Ce cadre stratégique a réuni investisseurs internationaux, dirigeants d’entreprises minières et représentants gouvernementaux africains autour d’un objectif commun : repenser les partenariats et encourager une valorisation plus durable des ressources du continent.
Dans son intervention, le ministre congolais a livré un message clair et ambitieux.
« La manière dont nous valorisons nos ressources naturelles ne peut plus se limiter à la simple extraction.
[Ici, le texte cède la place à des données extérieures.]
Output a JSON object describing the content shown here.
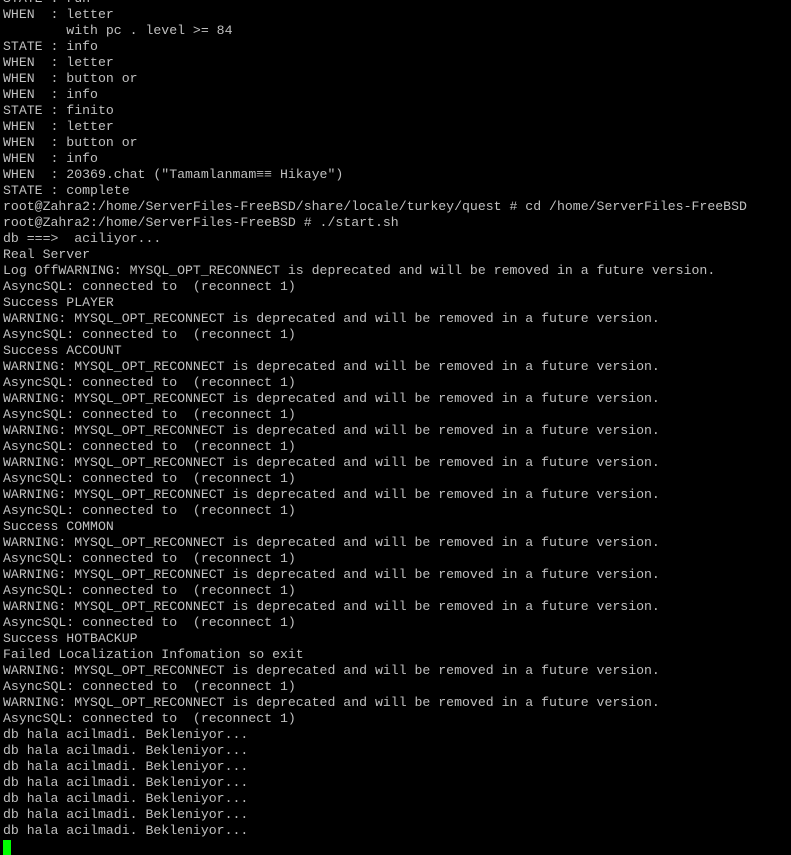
{
  "terminal": {
    "lines": [
      "STATE : run",
      "WHEN  : letter",
      "        with pc . level >= 84",
      "STATE : info",
      "WHEN  : letter",
      "WHEN  : button or",
      "WHEN  : info",
      "STATE : finito",
      "WHEN  : letter",
      "WHEN  : button or",
      "WHEN  : info",
      "WHEN  : 20369.chat (\"Tamamlanmam≡≡ Hikaye\")",
      "STATE : complete",
      "root@Zahra2:/home/ServerFiles-FreeBSD/share/locale/turkey/quest # cd /home/ServerFiles-FreeBSD",
      "root@Zahra2:/home/ServerFiles-FreeBSD # ./start.sh",
      "db ===>  aciliyor...",
      "Real Server",
      "Log OffWARNING: MYSQL_OPT_RECONNECT is deprecated and will be removed in a future version.",
      "AsyncSQL: connected to  (reconnect 1)",
      "Success PLAYER",
      "WARNING: MYSQL_OPT_RECONNECT is deprecated and will be removed in a future version.",
      "AsyncSQL: connected to  (reconnect 1)",
      "Success ACCOUNT",
      "WARNING: MYSQL_OPT_RECONNECT is deprecated and will be removed in a future version.",
      "AsyncSQL: connected to  (reconnect 1)",
      "WARNING: MYSQL_OPT_RECONNECT is deprecated and will be removed in a future version.",
      "AsyncSQL: connected to  (reconnect 1)",
      "WARNING: MYSQL_OPT_RECONNECT is deprecated and will be removed in a future version.",
      "AsyncSQL: connected to  (reconnect 1)",
      "WARNING: MYSQL_OPT_RECONNECT is deprecated and will be removed in a future version.",
      "AsyncSQL: connected to  (reconnect 1)",
      "WARNING: MYSQL_OPT_RECONNECT is deprecated and will be removed in a future version.",
      "AsyncSQL: connected to  (reconnect 1)",
      "Success COMMON",
      "WARNING: MYSQL_OPT_RECONNECT is deprecated and will be removed in a future version.",
      "AsyncSQL: connected to  (reconnect 1)",
      "WARNING: MYSQL_OPT_RECONNECT is deprecated and will be removed in a future version.",
      "AsyncSQL: connected to  (reconnect 1)",
      "WARNING: MYSQL_OPT_RECONNECT is deprecated and will be removed in a future version.",
      "AsyncSQL: connected to  (reconnect 1)",
      "Success HOTBACKUP",
      "Failed Localization Infomation so exit",
      "WARNING: MYSQL_OPT_RECONNECT is deprecated and will be removed in a future version.",
      "AsyncSQL: connected to  (reconnect 1)",
      "WARNING: MYSQL_OPT_RECONNECT is deprecated and will be removed in a future version.",
      "AsyncSQL: connected to  (reconnect 1)",
      "db hala acilmadi. Bekleniyor...",
      "db hala acilmadi. Bekleniyor...",
      "db hala acilmadi. Bekleniyor...",
      "db hala acilmadi. Bekleniyor...",
      "db hala acilmadi. Bekleniyor...",
      "db hala acilmadi. Bekleniyor...",
      "db hala acilmadi. Bekleniyor..."
    ],
    "colors": {
      "background": "#000000",
      "text": "#c0c0c0",
      "cursor": "#00ff00"
    }
  }
}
Elle doit s’étendre à la connaissance, à la transformation ainsi qu’à la souveraineté industrielle et économique », a-t-il déclaré, soulignant la nécessité d’un changement profond de paradigme.

Pour Louis Watum Kabamba, l’Afrique, et particulièrement la RDC, ne peut plus se contenter d’exporter ses matières premières à l’état brut. Il a appelé à rompre avec un modèle économique hérité de l’histoire coloniale.
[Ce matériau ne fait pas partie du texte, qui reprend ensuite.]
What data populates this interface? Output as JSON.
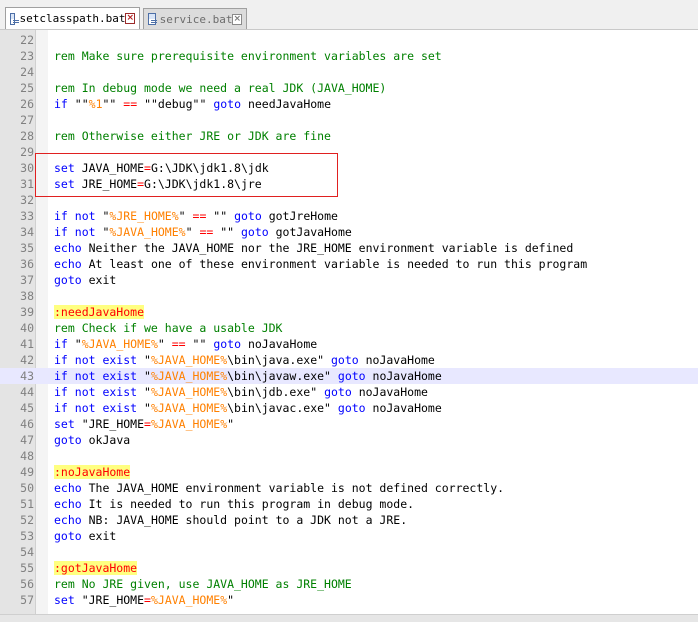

« Nous devons inverser la tendance d’un modèle économique qui nous condamnait à exporter nos richesses brutes et à racheter des produits finis hors du continent », a-t-il affirmé avec fermeté.
La vision nationale portée par la RDC repose désormais sur un développement gagnant-gagnant, où l’exploitation minière devient un véritable levier de transformation structurelle. Le ministre a insisté sur l’ambition du pays de devenir un acteur industriel central dans les chaînes de valeur mondiales des minerais stratégiques et des métaux de transition, indispensables à la transition énergétique mondiale.
« La République Démocratique du Congo a choisi de rompre avec le modèle extractif hérité du passé colonial et de faire de l’exploitation de ses minerais un levier de développement durable », a-t-il rappelé.

L’objectif est de transformer localement une part croissante des ressources, créer des emplois, développer des compétences et renforcer la souveraineté économique du pays.
Dans un contexte mondial marqué par la transition énergétique et la demande croissante en minerais critiques, la RDC entend jouer pleinement son rôle stratégique. Pour la RDC, le temps de l’extraction brute est révolu, place à l’industrialisation et à la création de valeur sur le sol africain.